I did a lot of digging on nimodipine recently and did not find anything published in a journal on its use in CFS or dysautonomia. I think there were some studies where it was tried for dementia and migraine, in terms of increasing blood flow to the brain.

I have been working through all the standard vasodilating options for OCHOS, and am now heading towards nimodipine, for which I need to make a compassionate access application (in Australia).

I have found they all improved my ceebral blood flow, but I struggled with side effects. Many people take them with no side effects, however.
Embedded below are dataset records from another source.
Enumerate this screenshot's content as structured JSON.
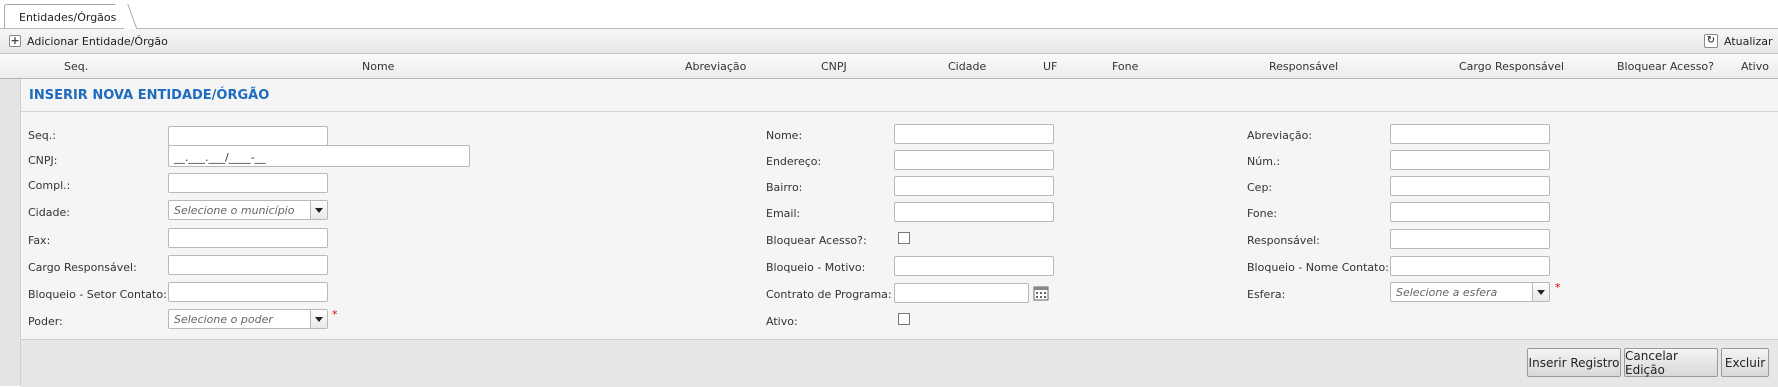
{
  "tabs": [
    {
      "label": "Entidades/Órgãos"
    }
  ],
  "toolbar": {
    "add_label": "Adicionar Entidade/Órgão",
    "refresh_label": "Atualizar"
  },
  "grid": {
    "columns": [
      "Seq.",
      "Nome",
      "Abreviação",
      "CNPJ",
      "Cidade",
      "UF",
      "Fone",
      "Responsável",
      "Cargo Responsável",
      "Bloquear Acesso?",
      "Ativo"
    ]
  },
  "form": {
    "title": "INSERIR NOVA ENTIDADE/ÓRGÃO",
    "col1": {
      "seq": "Seq.:",
      "cnpj": "CNPJ:",
      "cnpj_value": "__.___.___/____-__",
      "compl": "Compl.:",
      "cidade": "Cidade:",
      "cidade_placeholder": "Selecione o município",
      "fax": "Fax:",
      "cargo": "Cargo Responsável:",
      "setor": "Bloqueio - Setor Contato:",
      "poder": "Poder:",
      "poder_placeholder": "Selecione o poder"
    },
    "col2": {
      "nome": "Nome:",
      "endereco": "Endereço:",
      "bairro": "Bairro:",
      "email": "Email:",
      "bloquear": "Bloquear Acesso?:",
      "motivo": "Bloqueio - Motivo:",
      "contrato": "Contrato de Programa:",
      "ativo": "Ativo:"
    },
    "col3": {
      "abrev": "Abreviação:",
      "num": "Núm.:",
      "cep": "Cep:",
      "fone": "Fone:",
      "resp": "Responsável:",
      "nome_contato": "Bloqueio - Nome Contato:",
      "esfera": "Esfera:",
      "esfera_placeholder": "Selecione a esfera"
    },
    "required_mark": "*"
  },
  "buttons": {
    "insert": "Inserir Registro",
    "cancel": "Cancelar Edição",
    "delete": "Excluir"
  },
  "icons": {
    "add": "plus-icon",
    "refresh": "refresh-icon",
    "calendar": "calendar-icon",
    "dropdown": "chevron-down-icon"
  },
  "colors": {
    "title": "#1e6bbf",
    "required": "#dd0000"
  }
}
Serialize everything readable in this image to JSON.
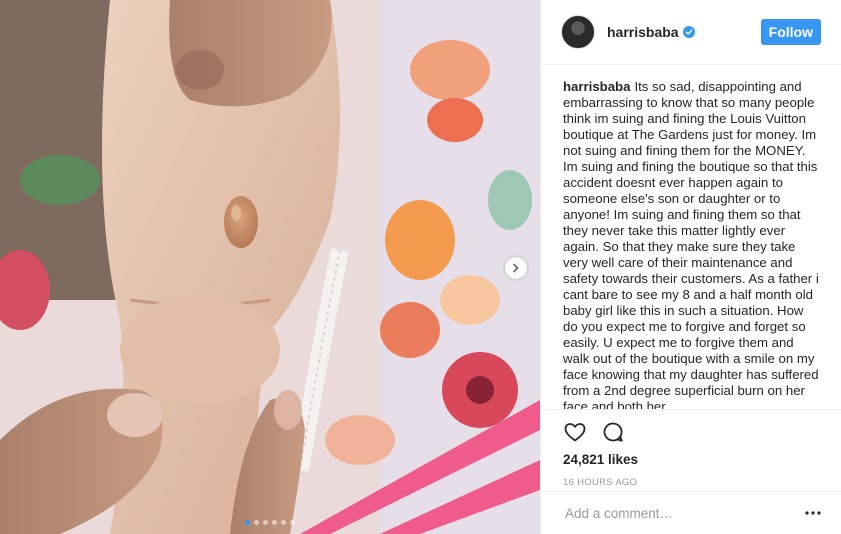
{
  "post": {
    "username": "harrisbaba",
    "verified": true,
    "follow_label": "Follow",
    "caption_user": "harrisbaba",
    "caption_text": "Its so sad, disappointing and embarrassing to know that so many people think im suing and fining the Louis Vuitton boutique at The Gardens just for money. Im not suing and fining them for the MONEY. Im suing and fining the boutique so that this accident doesnt ever happen again to someone else's son or daughter or to anyone! Im suing and fining them so that they never take this matter lightly ever again. So that they make sure they take very well care of their maintenance and safety towards their customers. As a father i cant bare to see my 8 and a half month old baby girl like this in such a situation. How do you expect me to forgive and forget so easily. U expect me to forgive them and walk out of the boutique with a smile on my face knowing that my daughter has suffered from a 2nd degree superficial burn on her face and both her",
    "likes": "24,821 likes",
    "timestamp": "16 HOURS AGO",
    "comment_placeholder": "Add a comment…"
  },
  "carousel": {
    "slide_count": 6,
    "active_index": 0
  },
  "icons": {
    "verified": "verified-badge-icon",
    "like": "heart-icon",
    "comment": "comment-bubble-icon",
    "next": "chevron-right-icon",
    "more": "more-horizontal-icon"
  },
  "colors": {
    "accent": "#3897f0",
    "text": "#262626",
    "muted": "#999999",
    "border": "#efefef"
  }
}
Look forward to hearing how the nimodipine goes if you manage to try it.

***
I have OCHOS as described here:
https://pubmed.ncbi.nlm.nih.gov/26909037/

It’s pretty similar to the low cerebral blood flow findings made in CFS patients by Visser, Rowe et al. I don’t have CFS but have thought I might while wandering around the internet for many years. Recently settled on OCHOS diagnosis.

 

[Dude]

I wanted to provide an update on my Nimotop trial; I always find it intriguing when people document their trials, as the initial effect is usually significant but often short-lived.
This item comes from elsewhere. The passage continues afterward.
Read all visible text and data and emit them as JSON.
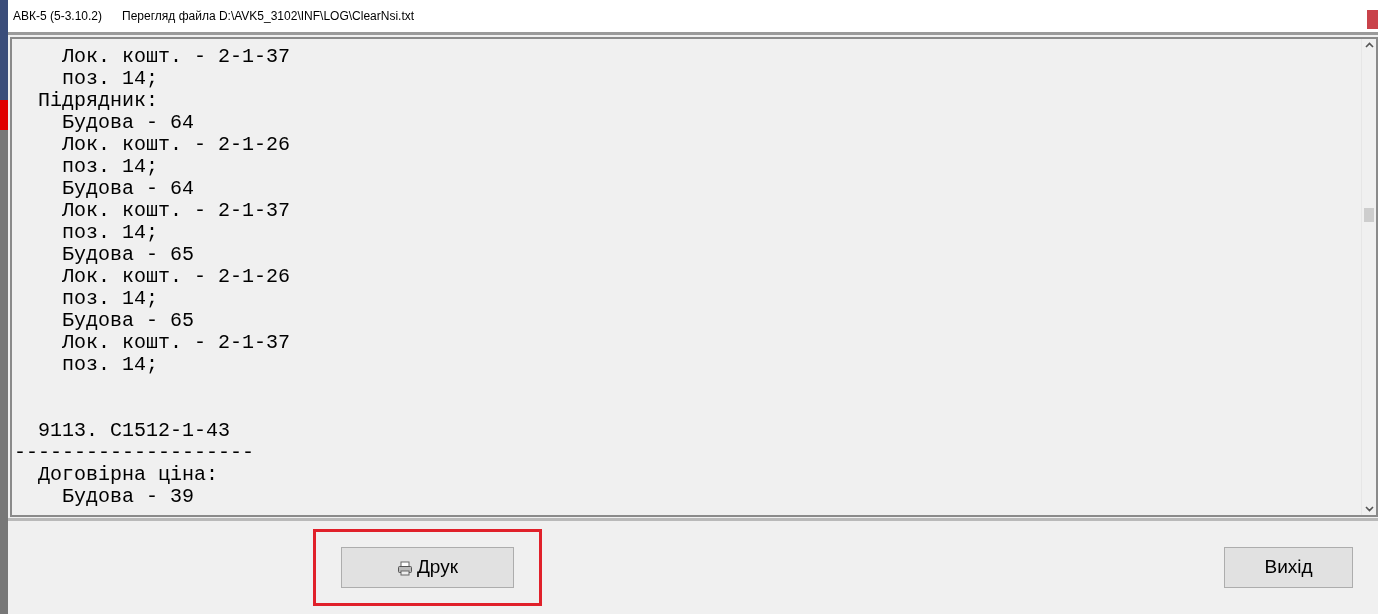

Unfortunately, the effect diminished again after a few days, and despite increasing the dosage, I couldn't achieve any better results. Truly a shame, but there were still a few nice days

 

[Springbok1988]

I have been on tadalafil for 16 days.

Improvements:
-Sleep is somewhat improved
-Brain feels more "open"
-I can relax a little bit more
-Dizziness improved

I have not noticed improvement in memory, brain fog, or fatigue, unfortunately.
Side effects were initially headaches and eye pain, both of which have gone away.

 

[kangaSue]

I have been working through all the standard vasodilating options for OCHOS, and am now heading towards nimodipine, for which I need to make a compassionate access application (in Australia).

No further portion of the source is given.